For the screenhouse trials, 5,000 H. armigera pupae were used to infest a containment system consisting of nylon net cages (16×18 mesh; 13.0 m length × 3.5 m width × 2.9 m height) when plants reached the R1 reproductive stage. Evaluations of larval incidence, defoliation, and damaged pods were taken at 32 days after adult emergence.

JMP® v10.0 (SAS Institute Inc, Cary, NC, USA) was used to perform statistical analysis. Data were transformed prior to statistical analysis to meet the assumption of normality. Mortality data obtained from laboratory bioassays (x) were transformed into and screenhouse data (x) were transformed into (x + 0.1)0.5. Statistical evaluation was performed using Student's t-test.

To assess the high-dose concept for MON 87701 × MON 89788 soybean against H. armigera, lyophilized and macerated leaf tissue at several dilutions was incorporated into artificial diet as previously described [23, 24]. To produce tissue, MON 87701 × MON 89788 soybean and near isogenic negative checks of maturity groups 5.5 and 8.3 were grown in a greenhouse. Leaves from the upper canopy were removed from MON 87701 × MON 89788 soybean and near isogenic negative checks plants at phenological stage R1–R2 and macerated to be incorporated into artificial diet. Dilutions tested in the diet bioassays ranged from 5- to 300-fold relative to the fresh tissue for MON 87701 × MON 89788 and 5- to 25-fold relative to the fresh tissue for the near isogenic negative checks controls. Bioassay and evaluation procedures were performed as described previously for baseline susceptibility.
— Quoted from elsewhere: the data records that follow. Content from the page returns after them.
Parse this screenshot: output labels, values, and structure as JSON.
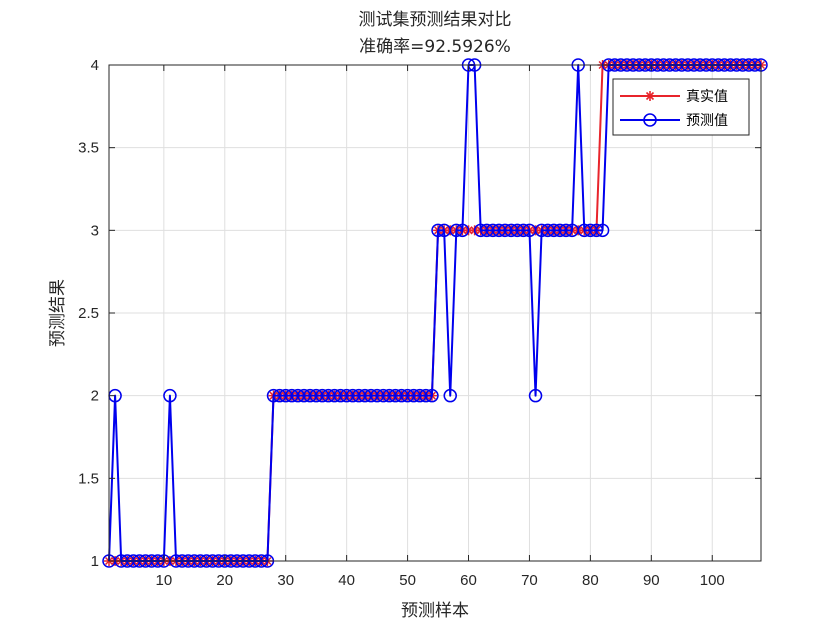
{
  "chart_data": {
    "type": "line",
    "title": "测试集预测结果对比",
    "subtitle": "准确率=92.5926%",
    "xlabel": "预测样本",
    "ylabel": "预测结果",
    "xlim": [
      1,
      108
    ],
    "ylim": [
      1,
      4
    ],
    "xticks": [
      10,
      20,
      30,
      40,
      50,
      60,
      70,
      80,
      90,
      100
    ],
    "yticks": [
      1,
      1.5,
      2,
      2.5,
      3,
      3.5,
      4
    ],
    "grid": true,
    "legend_position": "top-right",
    "series": [
      {
        "name": "真实值",
        "color": "#e8242b",
        "marker": "asterisk",
        "values": [
          1,
          1,
          1,
          1,
          1,
          1,
          1,
          1,
          1,
          1,
          1,
          1,
          1,
          1,
          1,
          1,
          1,
          1,
          1,
          1,
          1,
          1,
          1,
          1,
          1,
          1,
          1,
          2,
          2,
          2,
          2,
          2,
          2,
          2,
          2,
          2,
          2,
          2,
          2,
          2,
          2,
          2,
          2,
          2,
          2,
          2,
          2,
          2,
          2,
          2,
          2,
          2,
          2,
          2,
          3,
          3,
          3,
          3,
          3,
          3,
          3,
          3,
          3,
          3,
          3,
          3,
          3,
          3,
          3,
          3,
          3,
          3,
          3,
          3,
          3,
          3,
          3,
          3,
          3,
          3,
          3,
          4,
          4,
          4,
          4,
          4,
          4,
          4,
          4,
          4,
          4,
          4,
          4,
          4,
          4,
          4,
          4,
          4,
          4,
          4,
          4,
          4,
          4,
          4,
          4,
          4,
          4,
          4
        ]
      },
      {
        "name": "预测值",
        "color": "#0000ee",
        "marker": "circle",
        "values": [
          1,
          2,
          1,
          1,
          1,
          1,
          1,
          1,
          1,
          1,
          2,
          1,
          1,
          1,
          1,
          1,
          1,
          1,
          1,
          1,
          1,
          1,
          1,
          1,
          1,
          1,
          1,
          2,
          2,
          2,
          2,
          2,
          2,
          2,
          2,
          2,
          2,
          2,
          2,
          2,
          2,
          2,
          2,
          2,
          2,
          2,
          2,
          2,
          2,
          2,
          2,
          2,
          2,
          2,
          3,
          3,
          2,
          3,
          3,
          4,
          4,
          3,
          3,
          3,
          3,
          3,
          3,
          3,
          3,
          3,
          2,
          3,
          3,
          3,
          3,
          3,
          3,
          4,
          3,
          3,
          3,
          3,
          4,
          4,
          4,
          4,
          4,
          4,
          4,
          4,
          4,
          4,
          4,
          4,
          4,
          4,
          4,
          4,
          4,
          4,
          4,
          4,
          4,
          4,
          4,
          4,
          4,
          4
        ]
      }
    ]
  }
}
The F2 screen was conducted according to Huang et al. [71]. Pupae of H. armigera derived from individuals sampled on non-Bt soybean and non-Bt cotton plants were sexed and individually placed in cylindrical plastic cages (20 cm height × 10 cm diameter) until emergence. Adults were matched and allowed to mate and oviposit. Each single-pair mating represented an insect family line. Approximately 100 F1 progeny larvae of each single-pair mating were then reared on artificial diet to the pupal stage, as described above. F1 adults (30 couples) from each single-pair mating were sib-mated in plastic cages (20 cm height × 10 cm diameter) to produce F2 offspring. Offspring produced from a single-pair mating was considered as a two-parent family line. The F2 screen was conducted in 32-well trays (Advento do Brasil, São Paulo, Brazil). Leaf tissue was excised from leaves of MON 87701 × MON 89788 soybean plants at vegetative stages V4 until V6 and placed in each well. For each insect family line, 128 F2 neonates were screened. The number of surviving larvae was recorded and leaf tissue was replaced every four days until pupation. Family lines that presented survivors four days after infestation were retested as described above with additional F2 eggs from those lines. Allele frequency was estimated using the algorithm described in equation 1 of Andow and Alstad [39]. Confidence intervals (95% CI) were estimated by equation 5 if no resistant family lines were detected or by equation 7 if resistant family lines were detected. The resistance allele frequency was calculated using the function binom.bayes from the package binom in R 3.1.0.